Il est très difficile de définir ce que l’on a dessiné spontanément… Je dirais que pour moi, ce qui vous semble collé sur son corps serait ce qui lui passe par la tête. Finalement, je crois que votre définition était bonne.

 

        J.R. : Quand vous parlez de cohérence, elle est absolue. Reste le problème d’en lire, d’en séparer les différents éléments. Quand vous regardez une main, par exemple, avec de larges découpures, faut-il la considérer comme main à part entière du personnage ?

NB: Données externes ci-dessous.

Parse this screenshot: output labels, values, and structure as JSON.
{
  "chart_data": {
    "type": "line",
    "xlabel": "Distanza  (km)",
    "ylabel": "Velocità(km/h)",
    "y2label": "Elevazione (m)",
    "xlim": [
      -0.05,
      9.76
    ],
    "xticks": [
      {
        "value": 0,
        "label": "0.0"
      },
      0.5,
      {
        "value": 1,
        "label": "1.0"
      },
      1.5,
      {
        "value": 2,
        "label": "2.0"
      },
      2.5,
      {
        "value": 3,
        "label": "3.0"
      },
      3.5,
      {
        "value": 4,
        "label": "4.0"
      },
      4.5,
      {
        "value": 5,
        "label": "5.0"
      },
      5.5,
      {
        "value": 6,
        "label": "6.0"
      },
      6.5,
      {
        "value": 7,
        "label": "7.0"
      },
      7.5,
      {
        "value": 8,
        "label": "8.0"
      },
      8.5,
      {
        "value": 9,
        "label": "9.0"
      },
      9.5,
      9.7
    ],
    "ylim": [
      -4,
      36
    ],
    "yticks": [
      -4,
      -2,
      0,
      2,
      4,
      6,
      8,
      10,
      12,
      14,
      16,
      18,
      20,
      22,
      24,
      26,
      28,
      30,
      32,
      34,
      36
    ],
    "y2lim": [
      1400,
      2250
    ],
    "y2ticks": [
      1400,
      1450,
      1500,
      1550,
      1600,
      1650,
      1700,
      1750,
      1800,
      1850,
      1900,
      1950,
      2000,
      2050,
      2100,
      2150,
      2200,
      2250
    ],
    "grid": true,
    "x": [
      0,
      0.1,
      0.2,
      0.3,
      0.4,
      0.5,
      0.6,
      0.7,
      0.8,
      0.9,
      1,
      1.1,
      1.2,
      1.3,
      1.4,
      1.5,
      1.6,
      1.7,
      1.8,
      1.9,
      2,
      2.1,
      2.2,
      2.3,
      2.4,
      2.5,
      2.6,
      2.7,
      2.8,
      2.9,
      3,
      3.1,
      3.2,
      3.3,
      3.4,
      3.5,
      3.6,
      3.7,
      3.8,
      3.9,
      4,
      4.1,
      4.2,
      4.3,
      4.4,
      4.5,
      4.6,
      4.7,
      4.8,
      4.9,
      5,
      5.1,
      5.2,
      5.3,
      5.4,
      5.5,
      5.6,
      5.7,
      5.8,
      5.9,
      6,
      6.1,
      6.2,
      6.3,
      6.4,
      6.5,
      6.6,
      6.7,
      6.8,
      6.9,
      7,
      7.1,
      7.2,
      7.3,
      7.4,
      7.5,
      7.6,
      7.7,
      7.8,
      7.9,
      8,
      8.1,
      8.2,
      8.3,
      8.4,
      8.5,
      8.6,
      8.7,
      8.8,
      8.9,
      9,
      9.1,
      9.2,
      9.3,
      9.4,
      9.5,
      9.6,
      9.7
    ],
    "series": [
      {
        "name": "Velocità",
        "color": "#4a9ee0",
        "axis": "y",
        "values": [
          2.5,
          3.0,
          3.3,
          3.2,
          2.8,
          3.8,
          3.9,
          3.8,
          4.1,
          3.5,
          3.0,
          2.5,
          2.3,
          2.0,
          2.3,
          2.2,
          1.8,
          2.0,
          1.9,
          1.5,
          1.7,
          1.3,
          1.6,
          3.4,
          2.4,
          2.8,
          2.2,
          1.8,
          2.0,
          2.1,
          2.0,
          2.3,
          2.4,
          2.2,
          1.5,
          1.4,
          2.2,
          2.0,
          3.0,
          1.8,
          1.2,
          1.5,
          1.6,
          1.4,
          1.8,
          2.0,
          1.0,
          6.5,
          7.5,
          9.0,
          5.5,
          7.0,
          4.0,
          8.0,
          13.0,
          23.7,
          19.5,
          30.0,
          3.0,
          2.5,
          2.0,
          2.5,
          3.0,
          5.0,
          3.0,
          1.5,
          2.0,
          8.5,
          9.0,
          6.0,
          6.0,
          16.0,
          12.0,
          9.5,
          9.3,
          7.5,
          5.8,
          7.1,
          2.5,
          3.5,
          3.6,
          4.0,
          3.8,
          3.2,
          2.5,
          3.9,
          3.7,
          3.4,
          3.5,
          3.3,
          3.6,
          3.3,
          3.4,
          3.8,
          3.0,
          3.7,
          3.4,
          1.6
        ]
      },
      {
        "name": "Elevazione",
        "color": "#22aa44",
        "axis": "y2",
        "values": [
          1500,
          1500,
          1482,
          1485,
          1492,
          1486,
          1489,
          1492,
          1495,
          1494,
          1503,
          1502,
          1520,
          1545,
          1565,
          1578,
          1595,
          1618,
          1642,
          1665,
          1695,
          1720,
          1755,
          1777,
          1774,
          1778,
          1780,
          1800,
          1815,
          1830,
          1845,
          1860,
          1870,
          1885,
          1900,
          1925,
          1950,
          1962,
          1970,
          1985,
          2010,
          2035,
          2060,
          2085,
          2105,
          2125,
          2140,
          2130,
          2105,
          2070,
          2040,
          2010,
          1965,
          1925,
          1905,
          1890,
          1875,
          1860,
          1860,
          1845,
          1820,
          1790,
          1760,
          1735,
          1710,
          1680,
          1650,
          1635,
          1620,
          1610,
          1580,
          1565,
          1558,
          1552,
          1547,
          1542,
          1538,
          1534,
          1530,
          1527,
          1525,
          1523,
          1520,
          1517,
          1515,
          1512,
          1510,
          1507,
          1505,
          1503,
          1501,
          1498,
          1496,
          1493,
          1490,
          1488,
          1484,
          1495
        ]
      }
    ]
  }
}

F.C. : Oui, mais en réalité, ce n’est pas une main. Ce serait peut-être une clôture qui marquerait la limite de ses pensées. Mais il m’arrive aussi d’introduire des éléments, des boules, par exemple, qui n’ont rien à voir avec l’ensemble. 

 

     J.R. : Et sur cet autre tableau qui représente une terre, une île apparemment, est-ce Neptune émergeant des eaux et devenant la mer ?

     F.C. : Non, c’est le soleil, le Soleil qui est le bienfaiteur.

 

    J. R. : Ce qui semble étrange, c’est que parfois, dans cette cohérence du paysage intérieur que nous venons d’évoquer, et qui comprend des ponts, de petites maisons, des animaux, des parcs habités, vous introduisez soudain une partie géométrique qui ne semble pas en accord avec le reste. Même le style en est différent : alors que la partie corporelle est très fignolée, très travaillée, on pourrait dire que ce second passage semble jeté sur le support.

           Pouvez-vous expliquer pourquoi, en fait, vous avez deux parties dans ce tableau ?

           F.C. : Cette deuxième partie est très récente. Ce serait, pour moi, la foule très stylisée, en train d’observer la scène. 

 

        J.R. : Vous voulez dire qu’ils sont là en observateurs, mais qu’ils n’appartiennent pas au monde de votre personnage ?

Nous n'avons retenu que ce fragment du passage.